What is Epiphany?: a brief summary

Edward Burne-Jones, The Adoration of the Magi; silk, wool and cotton fabric; 1904.

Today, January 6, we celebrate Epiphany, which is also known as Three Kings Day. Epiphany begins a season of the church year that runs up to Ash Wednesday, the beginning of Lent. (Some traditions celebrate Epiphany-tide through Candlemas, the feast of the the Presentation of Jesus at the Temple, on February 2, marking 40 days from Christmas day.)

Epiphany comes from the Greek word epiphaneia (ἐπιφάνεια), which literally means ‘appearing’ or ‘manifestation.’ The word appears in Paul’s second letter to Timothy in a passage which sheds light on the heart of Epiphany:

This grace was given us in Christ Jesus before the beginning of time, but it has now been revealed through the appearing (epiphaneia) of our Savior, Christ Jesus, who has destroyed death and has brought life and immortality to light through the gospel. (2 Timothy 1:9-10)

Epiphany celebrates the appearing of Jesus as the Savior of the world, and particularly his revelation to the Gentiles, or nations. This is why Epiphany is often associated with the arrival of the Magi to acclaim Jesus as king and offer their gifts to him in Matthew 2:1-12. Two other episodes of Jesus’ life often associated with Epiphany are Jesus’ baptism (Matthew 3:13-17) and the first miracle of turning water into wine at Cana (John 2:1-12), both of which are manifestations of Jesus’ identity and power, marking the beginning of His public ministry.

Epiphany offers an important opportunity to thank God for the light we have received through Jesus Christ and the significance of His saving work, not just for one people group, but people from around the globe.
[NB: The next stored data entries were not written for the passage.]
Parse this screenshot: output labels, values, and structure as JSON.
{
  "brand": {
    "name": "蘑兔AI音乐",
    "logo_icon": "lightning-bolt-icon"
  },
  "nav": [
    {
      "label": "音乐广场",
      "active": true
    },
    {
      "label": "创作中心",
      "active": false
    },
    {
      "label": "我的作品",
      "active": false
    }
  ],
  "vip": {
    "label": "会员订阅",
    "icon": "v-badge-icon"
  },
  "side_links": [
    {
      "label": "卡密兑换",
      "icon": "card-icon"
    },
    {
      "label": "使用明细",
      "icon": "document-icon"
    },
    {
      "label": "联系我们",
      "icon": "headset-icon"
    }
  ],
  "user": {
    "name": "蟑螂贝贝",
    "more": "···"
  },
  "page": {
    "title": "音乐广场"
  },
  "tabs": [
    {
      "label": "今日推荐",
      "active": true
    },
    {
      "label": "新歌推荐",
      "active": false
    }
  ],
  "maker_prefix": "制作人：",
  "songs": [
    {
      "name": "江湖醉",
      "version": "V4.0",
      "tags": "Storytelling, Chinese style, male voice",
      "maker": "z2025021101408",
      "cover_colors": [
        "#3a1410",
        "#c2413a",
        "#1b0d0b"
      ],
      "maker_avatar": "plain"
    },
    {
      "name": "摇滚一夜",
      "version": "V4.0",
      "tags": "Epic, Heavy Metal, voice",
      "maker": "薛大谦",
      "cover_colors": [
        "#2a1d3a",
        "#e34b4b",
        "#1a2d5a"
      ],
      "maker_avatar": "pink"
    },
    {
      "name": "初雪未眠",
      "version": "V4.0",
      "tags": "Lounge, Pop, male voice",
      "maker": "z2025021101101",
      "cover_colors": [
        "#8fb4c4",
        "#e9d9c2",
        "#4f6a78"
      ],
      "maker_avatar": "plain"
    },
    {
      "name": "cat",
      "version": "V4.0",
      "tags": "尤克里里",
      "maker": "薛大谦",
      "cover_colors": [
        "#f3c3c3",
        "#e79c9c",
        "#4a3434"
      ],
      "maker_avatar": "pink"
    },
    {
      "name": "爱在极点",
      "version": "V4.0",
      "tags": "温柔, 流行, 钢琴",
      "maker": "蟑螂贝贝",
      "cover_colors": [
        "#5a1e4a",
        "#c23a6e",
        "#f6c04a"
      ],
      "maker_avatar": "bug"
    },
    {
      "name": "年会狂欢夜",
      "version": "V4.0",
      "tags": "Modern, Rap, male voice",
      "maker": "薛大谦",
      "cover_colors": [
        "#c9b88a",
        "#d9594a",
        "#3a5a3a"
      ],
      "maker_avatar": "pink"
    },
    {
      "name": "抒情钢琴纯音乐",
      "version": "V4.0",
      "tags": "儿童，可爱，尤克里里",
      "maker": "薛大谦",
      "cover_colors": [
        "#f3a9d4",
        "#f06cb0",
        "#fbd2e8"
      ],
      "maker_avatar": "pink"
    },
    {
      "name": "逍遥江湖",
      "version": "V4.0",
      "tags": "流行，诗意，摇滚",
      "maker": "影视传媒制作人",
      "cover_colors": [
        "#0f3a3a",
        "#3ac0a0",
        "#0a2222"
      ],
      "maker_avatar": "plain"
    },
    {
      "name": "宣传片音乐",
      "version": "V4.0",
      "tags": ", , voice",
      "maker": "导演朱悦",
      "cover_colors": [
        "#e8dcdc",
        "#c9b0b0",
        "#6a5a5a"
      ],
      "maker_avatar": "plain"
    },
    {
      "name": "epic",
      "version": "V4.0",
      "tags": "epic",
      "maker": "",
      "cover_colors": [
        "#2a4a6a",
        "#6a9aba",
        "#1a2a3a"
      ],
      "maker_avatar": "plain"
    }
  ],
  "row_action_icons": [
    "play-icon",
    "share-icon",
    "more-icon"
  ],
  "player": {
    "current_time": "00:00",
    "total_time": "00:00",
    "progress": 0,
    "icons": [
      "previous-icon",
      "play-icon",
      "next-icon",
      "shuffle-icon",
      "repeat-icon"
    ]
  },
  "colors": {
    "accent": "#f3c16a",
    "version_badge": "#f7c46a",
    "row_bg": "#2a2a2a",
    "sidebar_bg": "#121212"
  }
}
We can also reflect on how our ordinary lives are impacted by the light found in Jesus Christ, both His teaching and His life.

These words from Isaiah 60:1-3, are often read on Epiphany, and serve as a wonderful basis for worship today:

Arise, shine, for your light has come,
    and the glory of the Lord rises upon you.
See, darkness covers the earth
    and thick darkness is over the peoples,
but the Lord rises upon you
    and his glory appears over you.
Nations will come to your light,
    and kings to the brightness of your dawn.